Since 1972, NASA and the U.S. Geological Survey have been taking photographs of every inch of Earth’s land surface without interruption, the longest continuous space-based record of our planet ever taken.
For the first time, any person can join that collection not for the sake of science but to get their name engraved on land on the Earth’s surface.
How to make your name from satellite?
It’s a simple process: Go to NASA’s Your Name in Landsat website, enter any name, and the algorithm will find each character in the database and match them to a real-life geological formation, a curve in a river, a line in the desert, or a shoreline that looks like a certain shape from space.
When you hover over each letter box, the exact location of that photo is revealed. Type “dexerto”, and the D comes from Akimiski Island, Canada. By clicking on any of these letters you will be able to see the date of the photo taken by the Landsat satellite.
The Landsat project, a joint NASA/USGS effort, is responsible for photographing the entire Earth’s land surface, which it has been doing since 1972. The project holds the world’s longest unbroken space-based record of the Earth’s surface.
These records serve more than just an aesthetic purpose, however, as researchers use these records to track various environmental changes over the years, including deforestation, urbanization, coastline changes, and agricultural development.

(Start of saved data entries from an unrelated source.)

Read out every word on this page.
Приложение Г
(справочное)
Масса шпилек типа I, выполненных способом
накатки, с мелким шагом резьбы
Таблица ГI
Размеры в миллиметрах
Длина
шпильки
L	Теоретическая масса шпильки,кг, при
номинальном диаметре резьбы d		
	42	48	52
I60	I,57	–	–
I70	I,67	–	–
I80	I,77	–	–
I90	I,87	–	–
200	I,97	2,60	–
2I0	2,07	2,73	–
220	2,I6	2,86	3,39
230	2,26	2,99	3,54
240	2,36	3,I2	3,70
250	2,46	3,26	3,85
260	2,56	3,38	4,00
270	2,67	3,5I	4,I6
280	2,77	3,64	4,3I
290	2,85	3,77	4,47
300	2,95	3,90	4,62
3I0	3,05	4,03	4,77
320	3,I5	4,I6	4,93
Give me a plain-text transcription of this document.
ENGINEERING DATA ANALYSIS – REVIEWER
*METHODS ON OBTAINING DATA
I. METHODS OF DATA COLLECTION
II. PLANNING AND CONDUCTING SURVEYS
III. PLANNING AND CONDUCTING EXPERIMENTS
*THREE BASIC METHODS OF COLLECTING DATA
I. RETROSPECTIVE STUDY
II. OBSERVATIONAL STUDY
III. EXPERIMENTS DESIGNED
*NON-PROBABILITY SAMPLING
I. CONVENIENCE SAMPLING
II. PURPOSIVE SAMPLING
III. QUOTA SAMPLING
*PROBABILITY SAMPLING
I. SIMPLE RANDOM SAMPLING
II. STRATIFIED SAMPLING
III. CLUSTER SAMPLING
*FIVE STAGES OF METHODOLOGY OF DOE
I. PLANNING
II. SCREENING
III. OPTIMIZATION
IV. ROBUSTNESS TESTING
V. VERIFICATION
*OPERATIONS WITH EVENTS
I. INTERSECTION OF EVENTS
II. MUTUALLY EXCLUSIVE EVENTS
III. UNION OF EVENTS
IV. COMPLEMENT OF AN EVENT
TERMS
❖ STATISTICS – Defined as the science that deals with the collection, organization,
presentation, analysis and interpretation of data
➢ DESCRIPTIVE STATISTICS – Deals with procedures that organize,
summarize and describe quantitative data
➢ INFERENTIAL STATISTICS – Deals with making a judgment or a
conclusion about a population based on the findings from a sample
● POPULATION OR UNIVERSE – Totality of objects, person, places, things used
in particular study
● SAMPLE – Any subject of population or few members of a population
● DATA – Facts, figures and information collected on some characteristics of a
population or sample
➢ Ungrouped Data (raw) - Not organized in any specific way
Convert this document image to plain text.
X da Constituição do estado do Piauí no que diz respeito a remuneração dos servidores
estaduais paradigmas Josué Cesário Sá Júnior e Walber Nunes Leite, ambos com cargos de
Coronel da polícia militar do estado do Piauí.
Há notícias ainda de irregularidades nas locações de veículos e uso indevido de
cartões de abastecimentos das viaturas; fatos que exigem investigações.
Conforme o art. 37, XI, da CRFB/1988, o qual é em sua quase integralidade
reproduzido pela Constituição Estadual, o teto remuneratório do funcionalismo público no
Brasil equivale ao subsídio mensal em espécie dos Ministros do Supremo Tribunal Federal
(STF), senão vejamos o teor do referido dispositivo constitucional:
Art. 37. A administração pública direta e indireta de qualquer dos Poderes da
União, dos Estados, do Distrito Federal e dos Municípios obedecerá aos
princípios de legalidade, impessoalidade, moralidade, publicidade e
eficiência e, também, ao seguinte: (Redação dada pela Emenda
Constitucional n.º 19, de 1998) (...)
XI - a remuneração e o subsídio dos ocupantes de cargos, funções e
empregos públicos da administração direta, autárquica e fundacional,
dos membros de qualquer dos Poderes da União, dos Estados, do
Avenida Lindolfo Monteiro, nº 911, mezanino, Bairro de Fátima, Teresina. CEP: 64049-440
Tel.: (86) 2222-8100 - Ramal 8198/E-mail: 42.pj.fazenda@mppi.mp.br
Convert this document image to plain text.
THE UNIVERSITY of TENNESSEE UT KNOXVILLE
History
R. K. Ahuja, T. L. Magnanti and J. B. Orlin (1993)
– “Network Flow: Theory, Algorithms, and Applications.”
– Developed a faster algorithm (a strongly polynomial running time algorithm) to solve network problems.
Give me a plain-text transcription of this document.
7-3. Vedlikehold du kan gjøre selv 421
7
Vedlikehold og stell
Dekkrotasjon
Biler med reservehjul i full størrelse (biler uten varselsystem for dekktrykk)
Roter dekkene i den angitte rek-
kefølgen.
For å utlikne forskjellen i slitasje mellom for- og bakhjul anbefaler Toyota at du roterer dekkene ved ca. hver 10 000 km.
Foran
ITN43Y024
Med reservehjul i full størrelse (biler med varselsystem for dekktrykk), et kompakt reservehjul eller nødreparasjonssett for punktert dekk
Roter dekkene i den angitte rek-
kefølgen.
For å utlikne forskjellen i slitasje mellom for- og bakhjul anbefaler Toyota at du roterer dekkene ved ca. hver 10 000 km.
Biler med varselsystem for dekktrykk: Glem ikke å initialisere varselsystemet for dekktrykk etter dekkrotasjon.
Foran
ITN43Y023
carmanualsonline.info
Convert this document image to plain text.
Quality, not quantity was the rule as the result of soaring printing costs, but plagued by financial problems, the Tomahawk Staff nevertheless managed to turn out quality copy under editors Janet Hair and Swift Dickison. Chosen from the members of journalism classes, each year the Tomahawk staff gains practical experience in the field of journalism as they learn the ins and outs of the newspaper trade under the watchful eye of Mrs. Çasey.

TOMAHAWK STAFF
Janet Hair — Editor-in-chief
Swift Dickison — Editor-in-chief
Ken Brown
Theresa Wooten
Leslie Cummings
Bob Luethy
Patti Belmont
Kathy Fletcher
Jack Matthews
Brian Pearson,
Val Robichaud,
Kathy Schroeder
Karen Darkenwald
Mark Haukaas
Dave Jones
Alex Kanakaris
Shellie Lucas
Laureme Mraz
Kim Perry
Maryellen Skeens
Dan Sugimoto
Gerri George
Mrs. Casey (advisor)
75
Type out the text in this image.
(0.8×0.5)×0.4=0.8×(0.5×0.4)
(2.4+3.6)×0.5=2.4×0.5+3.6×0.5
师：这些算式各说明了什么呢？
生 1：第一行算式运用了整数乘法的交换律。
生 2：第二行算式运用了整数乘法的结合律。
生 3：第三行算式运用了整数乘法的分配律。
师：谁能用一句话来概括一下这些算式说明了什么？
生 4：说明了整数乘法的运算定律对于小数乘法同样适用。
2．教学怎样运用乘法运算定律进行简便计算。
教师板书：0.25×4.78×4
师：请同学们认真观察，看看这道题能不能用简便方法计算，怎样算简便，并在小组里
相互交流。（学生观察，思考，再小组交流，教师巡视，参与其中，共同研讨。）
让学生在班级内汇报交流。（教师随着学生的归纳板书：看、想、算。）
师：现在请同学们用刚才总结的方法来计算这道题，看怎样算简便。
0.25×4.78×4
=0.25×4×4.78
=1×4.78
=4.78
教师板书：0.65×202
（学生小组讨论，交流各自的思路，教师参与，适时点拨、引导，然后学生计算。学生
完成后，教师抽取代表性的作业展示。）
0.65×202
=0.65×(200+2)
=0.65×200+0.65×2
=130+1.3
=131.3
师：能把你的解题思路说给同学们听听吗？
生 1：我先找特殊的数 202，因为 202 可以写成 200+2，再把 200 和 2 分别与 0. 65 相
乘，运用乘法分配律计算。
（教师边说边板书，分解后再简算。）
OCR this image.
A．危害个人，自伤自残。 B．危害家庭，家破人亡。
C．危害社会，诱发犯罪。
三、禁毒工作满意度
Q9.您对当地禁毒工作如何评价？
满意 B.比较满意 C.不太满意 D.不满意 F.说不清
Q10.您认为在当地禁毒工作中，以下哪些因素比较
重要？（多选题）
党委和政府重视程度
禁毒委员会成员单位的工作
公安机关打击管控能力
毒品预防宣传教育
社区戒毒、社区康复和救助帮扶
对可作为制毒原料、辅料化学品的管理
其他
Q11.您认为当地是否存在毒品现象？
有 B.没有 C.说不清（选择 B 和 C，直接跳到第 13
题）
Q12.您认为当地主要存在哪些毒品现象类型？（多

The reason such letter matching is possible is the sheer amount of information in this collection. Thousands of photographs taken over half a century from every type of terrain on Earth enable the system to come up with a viable match for almost every letter, no matter what landscape it is set in.
This is the second time that NASA has managed to attract media attention without holding a press conference regarding its missions this year. The first was when NASA commemorated Sailor Moon during its Artemis II moon mission.